The Atlanta Journal-Constitution

North Pole ice cap smallest ever

Summer melt erases record set in 2007, scientists report.

- By Seth Borenstein Associated Press

WASHINGTON — In a critical climate indicator showing an ever-warming world, the amount of ice in the Arctic Ocean shrank to an all-time low this year, obliterati­ng old records.

The ice cap at the North Pole measured 1.32 million square miles on Sunday. That’s 18 percent smaller than the previous record of 1.61 million square miles set in 2007, according to the National Snow and Ice Data Center in Boulder, Colo. Records go back to 1979 based on satellite tracking.

“On top of that, we’re smash- ing a record that smashed a record,” said data center scientist Walt Meier. Sea ice shrank in 2007 to levels 22 percent below the previous record of 2005.

Ice in the Arctic melts in summer and grows in winter, and it started growing again on Monday. In the 1980s, Meier said, summer sea ice would cover an area slightly smaller than the Lower 48 states. Now it is about half that.

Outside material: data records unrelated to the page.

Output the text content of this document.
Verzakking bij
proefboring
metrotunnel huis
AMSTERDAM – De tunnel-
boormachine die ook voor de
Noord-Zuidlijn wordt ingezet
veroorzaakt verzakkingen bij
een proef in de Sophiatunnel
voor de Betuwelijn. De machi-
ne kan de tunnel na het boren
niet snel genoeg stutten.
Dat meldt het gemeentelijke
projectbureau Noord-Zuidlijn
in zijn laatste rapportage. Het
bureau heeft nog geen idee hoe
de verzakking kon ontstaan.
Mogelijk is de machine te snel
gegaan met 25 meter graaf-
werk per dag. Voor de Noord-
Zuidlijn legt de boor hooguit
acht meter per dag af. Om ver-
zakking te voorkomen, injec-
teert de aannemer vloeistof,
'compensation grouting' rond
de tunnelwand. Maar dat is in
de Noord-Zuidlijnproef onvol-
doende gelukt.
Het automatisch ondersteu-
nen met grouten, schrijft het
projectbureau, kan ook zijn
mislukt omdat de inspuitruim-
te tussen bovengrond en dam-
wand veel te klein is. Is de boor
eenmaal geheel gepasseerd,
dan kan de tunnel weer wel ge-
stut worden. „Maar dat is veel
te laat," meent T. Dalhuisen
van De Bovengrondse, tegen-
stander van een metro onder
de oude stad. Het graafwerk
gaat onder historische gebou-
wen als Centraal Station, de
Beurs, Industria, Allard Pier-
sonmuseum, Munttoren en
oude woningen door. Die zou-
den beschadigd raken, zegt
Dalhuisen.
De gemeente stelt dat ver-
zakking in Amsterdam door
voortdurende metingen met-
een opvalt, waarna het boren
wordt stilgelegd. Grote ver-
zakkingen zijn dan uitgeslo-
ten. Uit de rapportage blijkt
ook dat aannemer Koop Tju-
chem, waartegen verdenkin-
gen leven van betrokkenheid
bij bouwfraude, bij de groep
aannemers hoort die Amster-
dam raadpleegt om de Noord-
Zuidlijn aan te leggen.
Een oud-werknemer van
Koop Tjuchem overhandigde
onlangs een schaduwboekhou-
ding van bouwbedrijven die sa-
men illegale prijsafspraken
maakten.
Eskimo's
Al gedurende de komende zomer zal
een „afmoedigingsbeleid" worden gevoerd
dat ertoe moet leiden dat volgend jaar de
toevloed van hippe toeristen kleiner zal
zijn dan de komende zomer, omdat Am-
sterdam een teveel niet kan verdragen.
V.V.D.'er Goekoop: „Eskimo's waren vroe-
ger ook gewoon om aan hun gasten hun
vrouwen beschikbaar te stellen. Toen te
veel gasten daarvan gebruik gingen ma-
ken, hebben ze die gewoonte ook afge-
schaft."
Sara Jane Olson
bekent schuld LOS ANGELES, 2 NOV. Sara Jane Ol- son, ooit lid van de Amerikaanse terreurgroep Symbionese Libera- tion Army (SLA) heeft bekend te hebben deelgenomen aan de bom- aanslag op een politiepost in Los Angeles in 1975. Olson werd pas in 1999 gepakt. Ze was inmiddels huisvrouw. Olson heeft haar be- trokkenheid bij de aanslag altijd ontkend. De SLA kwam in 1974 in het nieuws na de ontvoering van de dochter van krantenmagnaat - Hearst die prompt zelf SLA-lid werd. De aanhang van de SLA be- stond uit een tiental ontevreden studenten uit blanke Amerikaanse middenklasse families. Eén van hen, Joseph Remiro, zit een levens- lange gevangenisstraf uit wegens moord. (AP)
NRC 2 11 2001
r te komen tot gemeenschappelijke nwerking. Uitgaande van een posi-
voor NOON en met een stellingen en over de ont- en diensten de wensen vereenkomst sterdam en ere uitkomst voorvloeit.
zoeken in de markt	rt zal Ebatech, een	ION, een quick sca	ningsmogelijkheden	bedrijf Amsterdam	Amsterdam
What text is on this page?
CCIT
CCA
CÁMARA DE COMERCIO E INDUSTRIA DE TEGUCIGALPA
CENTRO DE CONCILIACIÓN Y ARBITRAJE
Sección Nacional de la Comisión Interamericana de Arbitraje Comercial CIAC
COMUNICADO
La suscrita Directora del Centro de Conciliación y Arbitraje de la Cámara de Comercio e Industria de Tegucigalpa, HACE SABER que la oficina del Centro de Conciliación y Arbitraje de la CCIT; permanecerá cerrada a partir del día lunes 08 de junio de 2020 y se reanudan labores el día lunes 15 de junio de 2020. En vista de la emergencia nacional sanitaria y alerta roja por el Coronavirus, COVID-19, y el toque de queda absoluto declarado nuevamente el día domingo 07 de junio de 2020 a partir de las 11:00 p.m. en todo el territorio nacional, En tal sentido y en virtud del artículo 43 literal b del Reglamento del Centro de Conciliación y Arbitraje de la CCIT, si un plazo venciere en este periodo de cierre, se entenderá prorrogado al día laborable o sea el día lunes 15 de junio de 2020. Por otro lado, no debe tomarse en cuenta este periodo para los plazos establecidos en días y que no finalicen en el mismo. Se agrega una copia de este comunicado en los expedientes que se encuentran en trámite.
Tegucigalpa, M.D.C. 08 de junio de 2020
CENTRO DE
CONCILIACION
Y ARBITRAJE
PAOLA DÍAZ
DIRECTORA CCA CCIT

Man-made global warming has melted more sea ice and made it thinner over the last couple decades, said snow and ice data center director Mark Serreze, with the melting getting much more extreme this year.

“Recently the loss of summer ice has accelerate­d and the six lowest September ice extents have all been in the past six years,” Serreze said. “I think that’s quite remarkable.”

Serreze said except for one strong storm that contribute­d to the ice loss, this summer melt was more from the steady effects of global warming. But he and others say the polar regions are where the globe first sees the signs of climate change.

“Arctic sea ice is one of the most sensitive of nature’s thermomete­rs,” said Jason Box, an Ohio State University polar researcher.